Re-Imagining the BA Role
A subjective take on the BA role taking into account the impact of Generative AI and the wider adoption of new technologies.
Project Role
a. Reduction in time for project processes
Generative AI excels at tasks, this will lead to decreased time for project processes and eventually project plans.
To illustrate, project discovery, normally a 2–3 week activity to allow for documentation, could be reduced to a week .
Why would the client pay for an additional 1–2 weeks for documentation when Generative AI can output in hours as opposed to days?
b. Improved quality and speed
Wireframes & prototypes are normally required on digital projects.
With text to image as well as text to video capabilities, a well crafted prompt can produce near instant results. This supports greater collaboration and experimentation between design, product teams and the client on initial solutions.
c. Value Creation
Allowing Generative AI to focus on tasks such as producing user stories, saves BA time. Time which can be repurposed to addressing project and stakeholder goals.
The call to action — use prompt templates for reusable, consistent outputs on projects.
Organisational Value
The BA is a versatile and popular role found in many leading organisations.
I anticipate that the role with its varying titles, will get more popular as organisations look to implement technologies such as Generative AI for competitive advantage
With technical, domain, soft skills, plus the capacity to adopt new technologies the BA is perfectly equipped to provide more organisational value.
Career Prospects
There’s a well trodden path for BA’s going into project, program and product management roles.
Augmented with Generative AI with the soft skills to persuade and influence, other non traditional paths to CEO, CTO or CIO could also be in reach.
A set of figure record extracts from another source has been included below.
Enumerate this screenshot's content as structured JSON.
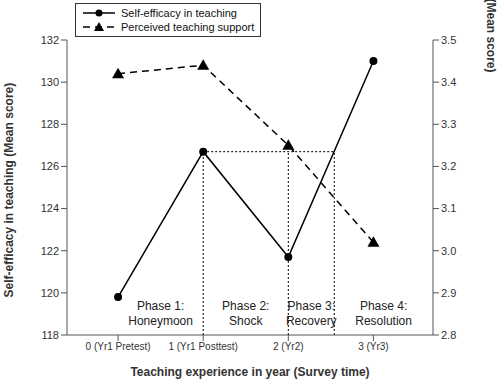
{
  "chart_data": {
    "type": "line",
    "x": [
      0,
      1,
      2,
      3
    ],
    "xlim": [
      -0.6,
      3.7
    ],
    "xticks": [
      {
        "value": 0,
        "label": "0 (Yr1 Pretest)"
      },
      {
        "value": 1,
        "label": "1 (Yr1 Posttest)"
      },
      {
        "value": 2,
        "label": "2 (Yr2)"
      },
      {
        "value": 3,
        "label": "3 (Yr3)"
      }
    ],
    "x_label": "Teaching experience in year (Survey time)",
    "y_label": "Self-efficacy in teaching (Mean score)",
    "y2_label": "Perceived teaching support (Mean score)",
    "ylim": [
      118,
      132
    ],
    "yticks": [
      118,
      120,
      122,
      124,
      126,
      128,
      130,
      132
    ],
    "y2lim": [
      2.8,
      3.5
    ],
    "y2ticks": [
      2.8,
      2.9,
      {
        "value": 3,
        "label": "3.0"
      },
      3.1,
      3.2,
      3.3,
      3.4,
      3.5
    ],
    "legend": "upper left",
    "series": [
      {
        "name": "Self-efficacy in teaching",
        "color": "#000000",
        "marker": "circle",
        "line_style": "solid",
        "values": [
          119.8,
          126.7,
          121.7,
          131.0
        ]
      },
      {
        "name": "Perceived teaching support",
        "color": "#000000",
        "marker": "triangle",
        "line_style": "dashed",
        "axis": "y2",
        "values": [
          3.42,
          3.44,
          3.25,
          3.02
        ]
      }
    ],
    "reference_segments": [
      {
        "x": [
          1,
          1
        ],
        "y": [
          118,
          126.7
        ]
      },
      {
        "x": [
          1,
          2.54
        ],
        "y": [
          126.7,
          126.7
        ]
      },
      {
        "x": [
          2,
          2
        ],
        "y": [
          118,
          126.7
        ]
      },
      {
        "x": [
          2.54,
          2.54
        ],
        "y": [
          118,
          126.7
        ]
      }
    ],
    "phases": [
      {
        "lines": [
          "Phase 1:",
          "Honeymoon"
        ],
        "xrange": [
          0,
          1
        ]
      },
      {
        "lines": [
          "Phase 2:",
          "Shock"
        ],
        "xrange": [
          1,
          2
        ]
      },
      {
        "lines": [
          "Phase 3:",
          "Recovery"
        ],
        "xrange": [
          2,
          2.54
        ]
      },
      {
        "lines": [
          "Phase 4:",
          "Resolution"
        ],
        "xrange": [
          2.54,
          3.7
        ]
      }
    ]
  }
}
Not forgetting BA’s who freelance, quicker production of documentation, augmented analysis using Generative AI will help drive your business.
Summary
The post started with the origin of the BA role, before advocating for a new Venn circle — “Technology Adoption” — along with domain, technical and soft skills.
It also provided subjective thoughts on changes to the BA role as a result of Generative AI. There’s a strong call to action to embrace new technologies for the improvements they bring to the role and ultimately greater value creation for stakeholders.
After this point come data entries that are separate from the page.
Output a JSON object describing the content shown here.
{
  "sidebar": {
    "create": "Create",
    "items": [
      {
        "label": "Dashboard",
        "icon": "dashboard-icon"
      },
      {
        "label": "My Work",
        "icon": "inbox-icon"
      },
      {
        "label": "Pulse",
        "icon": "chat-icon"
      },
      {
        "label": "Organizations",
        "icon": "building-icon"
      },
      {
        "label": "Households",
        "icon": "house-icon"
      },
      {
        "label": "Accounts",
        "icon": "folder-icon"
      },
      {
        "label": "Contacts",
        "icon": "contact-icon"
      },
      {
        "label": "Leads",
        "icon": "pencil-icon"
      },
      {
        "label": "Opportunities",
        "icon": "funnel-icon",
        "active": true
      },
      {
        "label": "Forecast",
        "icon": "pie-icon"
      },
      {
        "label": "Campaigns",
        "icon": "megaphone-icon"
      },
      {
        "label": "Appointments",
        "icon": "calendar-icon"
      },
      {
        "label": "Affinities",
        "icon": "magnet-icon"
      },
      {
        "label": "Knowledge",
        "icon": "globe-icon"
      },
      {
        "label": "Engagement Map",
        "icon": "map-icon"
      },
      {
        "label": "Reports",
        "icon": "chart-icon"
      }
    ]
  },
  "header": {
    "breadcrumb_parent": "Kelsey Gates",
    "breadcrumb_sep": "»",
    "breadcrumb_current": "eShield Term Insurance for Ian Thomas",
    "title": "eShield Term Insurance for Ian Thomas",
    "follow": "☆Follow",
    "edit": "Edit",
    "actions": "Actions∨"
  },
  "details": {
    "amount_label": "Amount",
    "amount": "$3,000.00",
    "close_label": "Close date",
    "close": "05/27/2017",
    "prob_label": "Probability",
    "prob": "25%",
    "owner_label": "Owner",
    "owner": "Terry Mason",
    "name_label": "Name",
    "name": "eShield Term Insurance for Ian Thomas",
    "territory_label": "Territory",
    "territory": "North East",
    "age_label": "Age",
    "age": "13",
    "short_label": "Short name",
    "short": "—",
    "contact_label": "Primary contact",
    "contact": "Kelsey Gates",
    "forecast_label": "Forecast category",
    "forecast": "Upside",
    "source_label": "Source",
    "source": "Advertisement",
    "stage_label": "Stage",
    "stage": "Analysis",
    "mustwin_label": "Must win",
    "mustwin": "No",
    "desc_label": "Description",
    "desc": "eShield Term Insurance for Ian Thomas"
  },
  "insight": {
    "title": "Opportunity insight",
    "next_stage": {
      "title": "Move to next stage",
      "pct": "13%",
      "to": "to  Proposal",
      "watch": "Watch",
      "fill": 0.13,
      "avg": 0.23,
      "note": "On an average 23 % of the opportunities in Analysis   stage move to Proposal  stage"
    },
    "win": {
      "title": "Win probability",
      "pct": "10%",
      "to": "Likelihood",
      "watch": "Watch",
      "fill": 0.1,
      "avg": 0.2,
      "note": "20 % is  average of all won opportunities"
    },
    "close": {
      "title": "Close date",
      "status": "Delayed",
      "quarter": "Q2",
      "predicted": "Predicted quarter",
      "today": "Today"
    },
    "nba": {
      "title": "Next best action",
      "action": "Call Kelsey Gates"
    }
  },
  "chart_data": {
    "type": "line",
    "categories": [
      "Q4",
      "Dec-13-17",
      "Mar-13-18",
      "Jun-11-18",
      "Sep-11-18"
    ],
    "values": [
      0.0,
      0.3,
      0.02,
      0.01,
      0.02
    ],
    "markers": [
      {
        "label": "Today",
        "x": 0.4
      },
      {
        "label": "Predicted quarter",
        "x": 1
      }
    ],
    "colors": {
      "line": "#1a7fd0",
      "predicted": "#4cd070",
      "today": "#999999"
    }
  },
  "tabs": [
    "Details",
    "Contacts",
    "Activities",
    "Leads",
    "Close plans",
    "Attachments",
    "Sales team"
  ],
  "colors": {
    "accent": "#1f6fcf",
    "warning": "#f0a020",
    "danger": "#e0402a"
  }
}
The post hasn’t commented on:
Technology Adoption risks
Interaction with stakeholders using Generative AI
The technology risks are considerable. With Generative AI, data privacy, security and how to manage model hallucinations are legitimate concerns.
Overall, as a subjective opinion, the benefits — increased productivity, time savings — can be balanced with appropriate mitigation such as blocking Generative models from training on private organisation data.
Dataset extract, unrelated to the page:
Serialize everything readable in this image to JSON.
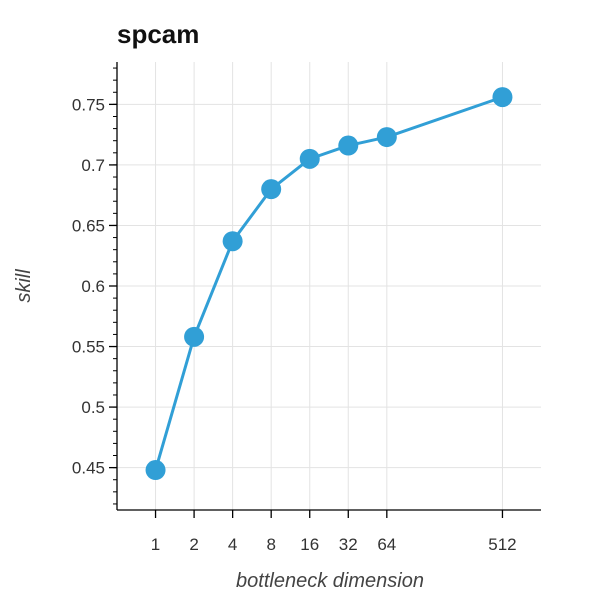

Interaction with other users using Generative AI is another interesting area in itself. It’s not just BA’s using Generative AI, developers, product managers and UX designers have their own use cases.
Clients will be using Generative AI to produce documentation for the project team.
New processes / workflows are needed to ensure stakeholder inputs and outputs are streamlined to ensure project success.
Overall, I’m optimistic about the impact of new technologies on the BA and how the role can continue to provide stakeholder value.